4. They have an innate understanding of remote communication and its platforms.
Not only can third culture kids interact in various languages and dialects, but they are also well-versed in contemporary communication techniques and platforms. With friends and relatives living across numerous continents, they are forced to use instant messenger and video call resources regularly in order to maintain contact while also reducing living costs. Modern communication tools such as Blackberry Messenger, Skype, and Viber play pivotal roles in driving global businesses and political movements, so those in positions of leadership must have knowledge of how to use them to their fullest potential.
5. They are well-suited to managing change.

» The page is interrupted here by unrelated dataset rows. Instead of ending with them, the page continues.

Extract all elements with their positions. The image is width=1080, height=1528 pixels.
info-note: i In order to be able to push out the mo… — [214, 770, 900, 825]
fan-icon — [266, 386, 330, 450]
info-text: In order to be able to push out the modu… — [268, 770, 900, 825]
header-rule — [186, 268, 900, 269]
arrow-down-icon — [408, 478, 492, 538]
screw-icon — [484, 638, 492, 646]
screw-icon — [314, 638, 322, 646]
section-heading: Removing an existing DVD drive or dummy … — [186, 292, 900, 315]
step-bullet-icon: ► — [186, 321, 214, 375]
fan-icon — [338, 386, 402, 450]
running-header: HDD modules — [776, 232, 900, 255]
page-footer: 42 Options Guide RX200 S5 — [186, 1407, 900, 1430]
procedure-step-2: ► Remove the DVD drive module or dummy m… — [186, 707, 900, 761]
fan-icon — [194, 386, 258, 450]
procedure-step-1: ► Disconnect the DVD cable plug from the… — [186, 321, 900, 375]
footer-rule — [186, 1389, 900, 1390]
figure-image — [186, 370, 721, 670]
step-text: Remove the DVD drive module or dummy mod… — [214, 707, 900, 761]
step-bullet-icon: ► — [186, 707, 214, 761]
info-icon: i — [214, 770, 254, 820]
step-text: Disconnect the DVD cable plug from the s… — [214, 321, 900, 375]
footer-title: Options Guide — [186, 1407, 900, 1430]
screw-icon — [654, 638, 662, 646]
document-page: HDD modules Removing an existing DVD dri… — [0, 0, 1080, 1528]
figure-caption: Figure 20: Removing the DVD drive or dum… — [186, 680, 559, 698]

No matter how or where you apply your leadership skills, one of the key requirements is that you are able to effectively manage change. This is something that comes naturally to third culture kids, who at some point in their infancy are forced to relocate and adapt to a new and entirely unfamiliar cultural environment. This creates a stronger and more robust mental focus, which enables individuals to cope better with change and empower others to do the same. As leaders, this demographic is able to empathise with the negative impacts of change and manage these in a way that helps those who are struggling.
6. They are constantly seeking knowledge and understanding.

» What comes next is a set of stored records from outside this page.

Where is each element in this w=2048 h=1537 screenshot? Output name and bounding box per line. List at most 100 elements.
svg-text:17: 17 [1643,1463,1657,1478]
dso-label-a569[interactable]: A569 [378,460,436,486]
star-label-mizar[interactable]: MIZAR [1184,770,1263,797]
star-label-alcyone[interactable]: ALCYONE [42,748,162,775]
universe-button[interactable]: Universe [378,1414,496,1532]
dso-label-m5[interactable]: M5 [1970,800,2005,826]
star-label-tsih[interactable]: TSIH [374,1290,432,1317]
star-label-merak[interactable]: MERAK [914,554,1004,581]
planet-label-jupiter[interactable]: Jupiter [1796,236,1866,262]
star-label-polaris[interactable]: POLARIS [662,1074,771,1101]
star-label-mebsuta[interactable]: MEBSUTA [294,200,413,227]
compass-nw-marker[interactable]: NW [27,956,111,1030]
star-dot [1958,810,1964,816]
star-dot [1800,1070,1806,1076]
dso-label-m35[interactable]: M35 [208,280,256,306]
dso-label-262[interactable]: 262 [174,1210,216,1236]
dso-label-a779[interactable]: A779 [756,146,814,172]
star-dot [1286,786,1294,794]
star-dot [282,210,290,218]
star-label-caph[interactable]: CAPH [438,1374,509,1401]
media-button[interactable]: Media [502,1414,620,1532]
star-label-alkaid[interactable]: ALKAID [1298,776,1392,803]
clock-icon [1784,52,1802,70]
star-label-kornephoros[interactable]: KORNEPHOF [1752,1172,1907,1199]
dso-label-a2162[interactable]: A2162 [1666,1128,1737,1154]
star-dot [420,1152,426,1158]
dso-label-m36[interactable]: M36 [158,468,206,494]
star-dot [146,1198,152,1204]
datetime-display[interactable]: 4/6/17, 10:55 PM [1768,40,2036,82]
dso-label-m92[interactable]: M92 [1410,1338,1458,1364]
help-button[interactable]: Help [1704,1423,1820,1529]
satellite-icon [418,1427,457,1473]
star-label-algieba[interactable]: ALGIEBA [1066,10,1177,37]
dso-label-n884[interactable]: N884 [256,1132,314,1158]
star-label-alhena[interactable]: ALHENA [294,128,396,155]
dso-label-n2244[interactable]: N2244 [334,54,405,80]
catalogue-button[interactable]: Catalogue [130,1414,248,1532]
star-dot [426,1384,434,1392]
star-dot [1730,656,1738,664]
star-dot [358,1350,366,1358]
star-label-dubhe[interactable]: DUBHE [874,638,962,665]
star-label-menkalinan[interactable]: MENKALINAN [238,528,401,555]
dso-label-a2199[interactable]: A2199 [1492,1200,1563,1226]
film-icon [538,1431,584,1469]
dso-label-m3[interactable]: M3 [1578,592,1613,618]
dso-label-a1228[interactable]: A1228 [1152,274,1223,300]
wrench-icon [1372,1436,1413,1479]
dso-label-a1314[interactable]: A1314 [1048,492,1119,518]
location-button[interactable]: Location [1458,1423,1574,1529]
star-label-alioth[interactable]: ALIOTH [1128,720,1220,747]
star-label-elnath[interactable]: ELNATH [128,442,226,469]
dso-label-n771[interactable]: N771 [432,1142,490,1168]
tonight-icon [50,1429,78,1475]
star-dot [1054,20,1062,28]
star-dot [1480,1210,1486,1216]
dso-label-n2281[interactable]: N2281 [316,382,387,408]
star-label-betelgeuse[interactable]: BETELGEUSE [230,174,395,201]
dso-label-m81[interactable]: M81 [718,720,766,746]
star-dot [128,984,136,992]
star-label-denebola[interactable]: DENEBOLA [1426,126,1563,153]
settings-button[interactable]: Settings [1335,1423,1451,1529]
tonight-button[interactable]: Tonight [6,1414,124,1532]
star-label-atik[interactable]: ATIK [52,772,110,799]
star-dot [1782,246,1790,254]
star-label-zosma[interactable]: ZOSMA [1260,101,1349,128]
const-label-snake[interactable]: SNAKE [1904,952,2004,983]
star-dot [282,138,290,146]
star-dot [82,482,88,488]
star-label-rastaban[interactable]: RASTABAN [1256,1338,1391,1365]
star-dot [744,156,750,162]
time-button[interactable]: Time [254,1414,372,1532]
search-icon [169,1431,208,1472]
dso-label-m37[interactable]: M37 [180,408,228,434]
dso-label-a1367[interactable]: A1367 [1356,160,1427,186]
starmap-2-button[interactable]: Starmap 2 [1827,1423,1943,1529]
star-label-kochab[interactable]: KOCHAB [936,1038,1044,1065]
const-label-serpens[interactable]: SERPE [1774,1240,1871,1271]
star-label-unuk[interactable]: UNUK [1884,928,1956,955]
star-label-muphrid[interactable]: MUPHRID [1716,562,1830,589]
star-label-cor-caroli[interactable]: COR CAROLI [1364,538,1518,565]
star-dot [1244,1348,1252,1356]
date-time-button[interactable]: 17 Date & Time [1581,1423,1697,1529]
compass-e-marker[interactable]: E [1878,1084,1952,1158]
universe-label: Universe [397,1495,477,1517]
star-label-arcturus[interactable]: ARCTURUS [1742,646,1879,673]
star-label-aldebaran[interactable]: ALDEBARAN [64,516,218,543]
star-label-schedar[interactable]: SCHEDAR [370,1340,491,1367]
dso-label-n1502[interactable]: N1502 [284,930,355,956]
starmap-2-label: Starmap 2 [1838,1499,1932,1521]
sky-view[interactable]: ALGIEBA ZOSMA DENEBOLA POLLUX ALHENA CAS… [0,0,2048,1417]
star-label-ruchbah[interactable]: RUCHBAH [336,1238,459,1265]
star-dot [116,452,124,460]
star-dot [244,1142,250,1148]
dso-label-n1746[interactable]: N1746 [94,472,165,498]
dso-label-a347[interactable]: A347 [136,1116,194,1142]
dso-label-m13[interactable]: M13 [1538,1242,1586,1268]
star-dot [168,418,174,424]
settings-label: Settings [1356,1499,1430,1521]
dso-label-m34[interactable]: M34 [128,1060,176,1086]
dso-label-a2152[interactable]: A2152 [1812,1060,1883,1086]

In some respects, third culture kids are rootless. This is not necessarily a negative thing, however, as the lack of a fixed cultural identity tends to encourage curiosity and empowers individuals to seek out their own sense of belonging. As a result of this, third culture children are constantly seeking out knowledge and understanding, as they look to carve their own unique place in the world. This translates well into leadership, where those with the responsibility for others must embark on a path of relentless self-improvement and constant learning.
7. They have enhanced time management skills.

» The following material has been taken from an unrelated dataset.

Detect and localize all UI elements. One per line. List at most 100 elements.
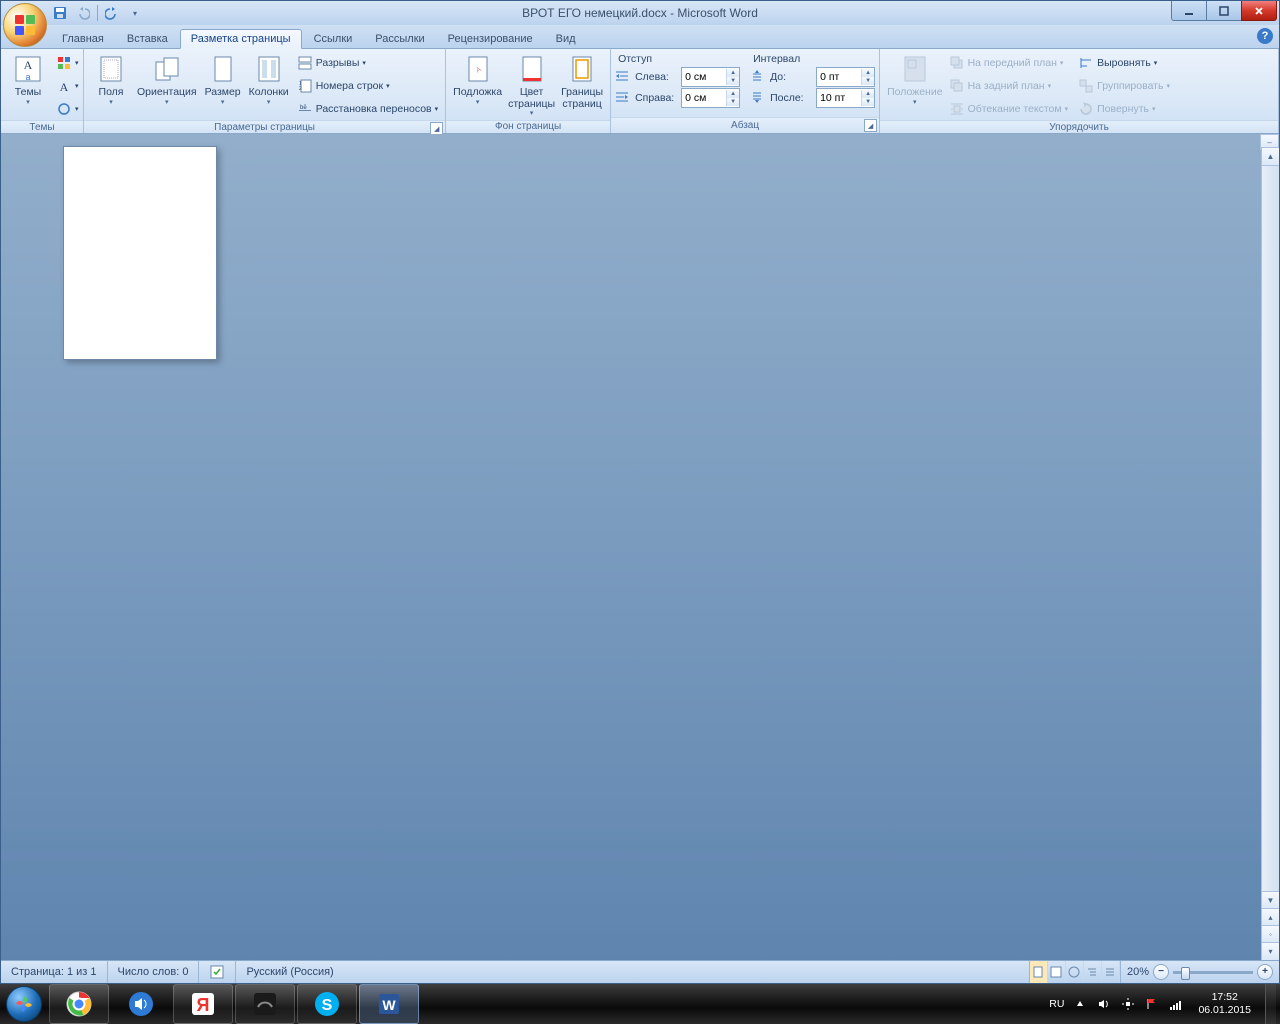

As a general rule, the relationship dynamics associated with third culture kids tends to evolve considerably throughout childhood. Not only are they likely to leave family behind in their parents’ homeland, for example, but they may also separate from close friends who have had a keen influence on their lives. They may even decide to return to their parent’s country of birth at some point during their childhood, which completes the cycle and leaves both friends and family members scattered around the world. Maintaining these relationships alongside factors such as education, work, and time zone variations can be challenging, although the experience leaves third culture kids with the type of improved time management and organisation skills that are central to good leadership.
8. They are likely to have grown up with a strong business background.
Children born to powerful parents in the worlds of business and commerce are among the most likely to become third culture kids. An estimated 63% of this demographic have also lived overseas for a period of 10 years or more, while the majority have also resided in more than two nations. As a result of this, third culture children grow up with an in-depth understanding of business and its demands, making them ideally equipped to evolve into a wide diversity of leadership roles during adulthood.